On 23rd and 24th of November 2022 the 19 project partners from across Europe gathered in Arrasate-Mondragón (Spain) to officially kick-start NimbleAI (https://www.nimbleai.eu) – the 3-year and 10 M€ research project which will improve energy-efficiency and performance of next-generation neuromorphic chips that sustain event-based vision. Their goal is to create an integral neuromorphic sensing-processing 3D silicon stacked architecture to efficiently run accurate and diverse computer vision algorithms in resource- and area-constrained chips destined to endpoint devices.
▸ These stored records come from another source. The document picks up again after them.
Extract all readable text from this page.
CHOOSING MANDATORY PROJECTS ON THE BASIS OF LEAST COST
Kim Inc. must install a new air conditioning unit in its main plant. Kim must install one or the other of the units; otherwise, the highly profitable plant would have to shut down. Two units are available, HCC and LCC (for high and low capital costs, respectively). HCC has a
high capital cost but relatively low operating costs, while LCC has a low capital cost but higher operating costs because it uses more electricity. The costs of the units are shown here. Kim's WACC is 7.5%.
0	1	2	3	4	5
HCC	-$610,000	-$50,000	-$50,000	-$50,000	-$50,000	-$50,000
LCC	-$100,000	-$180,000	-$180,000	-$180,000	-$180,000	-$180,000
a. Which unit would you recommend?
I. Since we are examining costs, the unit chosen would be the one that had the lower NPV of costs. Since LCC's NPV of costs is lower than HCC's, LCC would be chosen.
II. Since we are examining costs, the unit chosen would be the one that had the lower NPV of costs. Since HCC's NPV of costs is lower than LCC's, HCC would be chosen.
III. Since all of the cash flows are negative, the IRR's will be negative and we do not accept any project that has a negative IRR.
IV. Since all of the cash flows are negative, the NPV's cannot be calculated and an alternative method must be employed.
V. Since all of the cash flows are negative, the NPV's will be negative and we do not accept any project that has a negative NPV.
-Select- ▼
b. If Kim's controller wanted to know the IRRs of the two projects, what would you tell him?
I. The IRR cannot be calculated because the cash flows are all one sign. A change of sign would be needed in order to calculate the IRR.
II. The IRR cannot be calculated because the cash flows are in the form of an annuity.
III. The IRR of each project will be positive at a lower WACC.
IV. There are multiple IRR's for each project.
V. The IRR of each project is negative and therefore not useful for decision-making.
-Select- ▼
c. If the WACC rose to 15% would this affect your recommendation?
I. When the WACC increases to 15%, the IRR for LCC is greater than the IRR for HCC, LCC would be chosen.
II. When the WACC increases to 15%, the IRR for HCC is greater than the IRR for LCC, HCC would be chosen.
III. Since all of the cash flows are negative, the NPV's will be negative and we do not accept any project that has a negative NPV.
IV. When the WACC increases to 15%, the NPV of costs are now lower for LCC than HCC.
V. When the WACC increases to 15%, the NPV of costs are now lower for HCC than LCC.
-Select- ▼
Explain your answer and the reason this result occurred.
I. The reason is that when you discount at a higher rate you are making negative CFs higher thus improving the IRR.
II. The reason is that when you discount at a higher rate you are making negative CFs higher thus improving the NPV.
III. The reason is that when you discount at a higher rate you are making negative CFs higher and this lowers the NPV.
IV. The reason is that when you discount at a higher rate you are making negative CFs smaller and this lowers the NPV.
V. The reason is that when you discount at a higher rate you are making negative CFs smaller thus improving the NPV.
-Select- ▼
As seen in recent technological trends, biological systems are a “golden benchmark” for electronic systems as well as a source of inspiration. NimbleAI thus leverages the power of nature’s computing: the project’s global system architecture is based on and motivated by the biological eye-brain system. These organic vision capabilities are honed by natural selection and apply the fundamental energy-saving principle of capturing, processing, and storing data only when necessary. Hence, eyes continuously sense and encode the changing surrounding environment in a way that is manageable for the brain.
Following bio-inspired principles, NimbleAI will deal with the conscious and unconscious rationale behind the decision-making process on what visual stimuli to process – and what stimuli to discard without processing. In NimbleAI, a frugal always-on sensing stage will build basic understanding of the visual scene and drive a multitiered collection of highly specialized event-driven processing kernels and neural networks to perform visual inference of selected stimuli using the bare minimum amount of energy.
NimbleAI envisions a highly integrated 3D stacked silicon architecture where sensing, memory, communications, and processing are physically fused and accuracy, energy, resources, and time are dynamically traded off to enhance the overall perception, that is, maximize the amount of valuable visual information that can be captured and timely processed. As it occurs in biological visual systems, sensing and processing components will be adjusted at runtime to match each other, and operate jointly at the optimal temporal and data resolution scale across image regions.
NimbleAI expects to achieve 100x energy-efficiency improvement and 50x latency reduction (with regard to. CPU/GPU) by relying on the technologies, components, and techniques listed below:
- Light-field-enabled dynamic vision sensing.
- Event-based inference and processing.
- Specialized processing with in-memory computing and programmable logic (eFPGA).
- Embedded ReRAM-based storage.
- 3D integration of circuit layers (TSV-based inter-layer data movement).
- Mutual adaptation of sensing and processing to operate at optimal DVFS point.
- Dedicated software tools.
NimbleAI will design EDA tools to customize and integrate the technologies and components listed above and deliver a prototypic FPGA implementation of the 3D silicon stacked sensing-processing architecture, as well as the corresponding programming tools to develop and run computer vision applications on it. The prototype will be used as a research vehicle to test novel concepts, computer vision algorithms, and runtime optimizations. NimbleAI results will lead to practical implementations in the next generations of commercially available neuromorphic chips. In fact, the project will manufacture a few testchips to validate some key concepts in silicon.
The consortium is formed by the following organizations: Ikerlan S. Coop. (ES), Barcelona Supercomputing
Center (ES), Menta SAS (FR), Universiteit Leiden (NL), Codasip s.r.o. (CZ), GrAI Matter Labs B.V. (NL),
University Of Manchester (UK), Consejo Superior De Investigaciones Científicas (ES), Universitat Politècnica
De València (ES), Monozukuri S.P.A. (ITA), Politecnico Di Milano (IT), Commisssariat A L’energie Atomique Et
Aux Energies Alternatives (FR), IMEC – Interuniversity Microelectronics Centre (BE), Raytrix Gmbh (DE), AVL
List Gmbh (AT), ULMA Medical Technologies S. Coop. (ES), Viewpointsystem GmbH (AT), Queen Mary
University Of London (UK) and Technische Universitat Wien (AT).